Balancing carbon tax and hockey stick economics

The shipping industry is ready to decarbonize. The call for action signed by the leaders of the industry demonstrates just that. To scale up the necessary investment and accelerate decarbonization, besides technological breakthroughs, the shipping industry needs a clear pathway toward a level playing field. The incoming EEXI and CII regulations represent good progress but are insufficient to de-risk the long-term investment in green shipping assets. The lack of clarity in that regard produces continued uncertainty that, next to other macroeconomic and shipping market-related factors, delays the necessary renewal of the dry bulk fleet at a time when its growth remains at a two-decade low.

Fig. 2: Average annual Capesize time charter rates. Source: Clarksons Research & Baltic Exchange

The low growth of the late 1990s and early 2000s colliding with the insatiable demand for bulk commodities from the emerging Chinese economy produced a super cycle that sent the Capesize time charter rates to a 5-year average of $71,500 per day, as compared to about $20,000 average since 2018 (see Fig. 2). Of late, the world had a taste of the interaction of the prolonged low fleet growth with the post-Covid recovery that moved the rates from single digits, in January 2021, to about $70,000 per day in October 21' and about $15,000 today (see Fig. 2).

To place these numbers in the context relevant for market-based measures, a freight disadvantage on Capesize iron trades from South America vs Australia to North Asia, resulting from an introduction of a $100 carbon tax, would equate to an increase in time charter rates by about USD 12,000 per day.

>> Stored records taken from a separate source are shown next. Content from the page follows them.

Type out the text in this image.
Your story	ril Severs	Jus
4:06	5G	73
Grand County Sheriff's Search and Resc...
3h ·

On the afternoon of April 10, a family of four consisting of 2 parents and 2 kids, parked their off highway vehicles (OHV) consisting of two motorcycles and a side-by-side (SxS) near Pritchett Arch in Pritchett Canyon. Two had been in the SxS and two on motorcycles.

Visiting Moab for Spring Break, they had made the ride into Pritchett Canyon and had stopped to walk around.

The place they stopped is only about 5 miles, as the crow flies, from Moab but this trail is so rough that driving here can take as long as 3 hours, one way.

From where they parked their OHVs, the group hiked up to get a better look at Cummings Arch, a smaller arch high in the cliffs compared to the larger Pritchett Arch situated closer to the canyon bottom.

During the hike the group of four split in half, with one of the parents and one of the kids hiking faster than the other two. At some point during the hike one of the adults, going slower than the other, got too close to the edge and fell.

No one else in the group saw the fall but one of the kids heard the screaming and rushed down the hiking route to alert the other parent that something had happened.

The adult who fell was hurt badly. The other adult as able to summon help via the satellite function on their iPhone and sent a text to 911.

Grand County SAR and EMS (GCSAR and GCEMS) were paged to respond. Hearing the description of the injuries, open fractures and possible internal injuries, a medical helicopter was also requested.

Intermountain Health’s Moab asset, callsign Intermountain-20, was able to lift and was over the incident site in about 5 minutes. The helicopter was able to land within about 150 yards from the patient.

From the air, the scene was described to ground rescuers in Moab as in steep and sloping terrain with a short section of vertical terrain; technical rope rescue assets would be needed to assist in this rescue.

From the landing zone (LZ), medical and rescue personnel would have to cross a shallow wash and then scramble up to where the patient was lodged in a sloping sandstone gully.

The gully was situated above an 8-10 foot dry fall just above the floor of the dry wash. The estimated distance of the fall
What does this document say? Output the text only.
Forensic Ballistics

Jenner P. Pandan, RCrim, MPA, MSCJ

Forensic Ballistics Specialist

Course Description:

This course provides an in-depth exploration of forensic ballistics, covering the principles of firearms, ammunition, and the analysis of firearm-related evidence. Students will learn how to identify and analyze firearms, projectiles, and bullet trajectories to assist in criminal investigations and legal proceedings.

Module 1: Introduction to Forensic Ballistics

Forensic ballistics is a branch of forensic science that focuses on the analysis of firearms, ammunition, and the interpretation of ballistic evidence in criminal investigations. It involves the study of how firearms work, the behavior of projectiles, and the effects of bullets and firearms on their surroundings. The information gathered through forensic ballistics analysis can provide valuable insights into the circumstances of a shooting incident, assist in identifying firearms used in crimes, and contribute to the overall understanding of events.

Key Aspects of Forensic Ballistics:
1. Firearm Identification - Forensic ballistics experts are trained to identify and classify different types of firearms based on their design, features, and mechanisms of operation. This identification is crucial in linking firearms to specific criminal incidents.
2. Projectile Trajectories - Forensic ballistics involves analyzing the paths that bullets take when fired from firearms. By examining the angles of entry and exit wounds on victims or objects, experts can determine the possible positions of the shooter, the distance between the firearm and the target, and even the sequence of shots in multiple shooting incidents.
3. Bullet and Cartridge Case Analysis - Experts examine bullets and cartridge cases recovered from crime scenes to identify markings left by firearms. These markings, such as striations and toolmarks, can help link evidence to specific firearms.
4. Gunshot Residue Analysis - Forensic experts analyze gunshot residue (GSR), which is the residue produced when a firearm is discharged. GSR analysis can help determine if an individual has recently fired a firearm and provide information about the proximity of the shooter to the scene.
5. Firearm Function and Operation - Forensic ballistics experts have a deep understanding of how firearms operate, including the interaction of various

If the dry bulk freight market were to experience the violent swings of 2021, the corresponding impact of charter rates on the cost of freight may be disproportionately greater than that following the introduction of a carbon tax.

The paradox of carbon tax

Over the past 12 months, the dry bulk market has not been spared from the adverse effect due to the softening demand from China, inflation, and the looming recession. This apparent softening may be misleading for long-term fleet development. All recessions have one thing in common- they eventually come to an end, and this one will be no different. Ensuring the dynamics of the dry bulk fleet renewal are set in motion so that we do not run out of ships when the world economy recovers in a few years, is a must. And, a clear pathway toward pricing carbon will reduce the uncertainty that stands in the way of setting these dynamics in motion.

Time is not our friend, not only when it comes to the environment, but a just and equitable transition too. Failing to act urgently on market-based measures now, may cost those who wish not to be affected by the shipping energy transition far more than the fear of the increased cost of ocean transportation due to a carbon tax. As President Roosevelt noted, “The only thing we have to fear is fear itself”. When we account for shipping economics, the paradox of a carbon tax is that time may prove that the only thing we should have feared, was the fear of its introduction itself.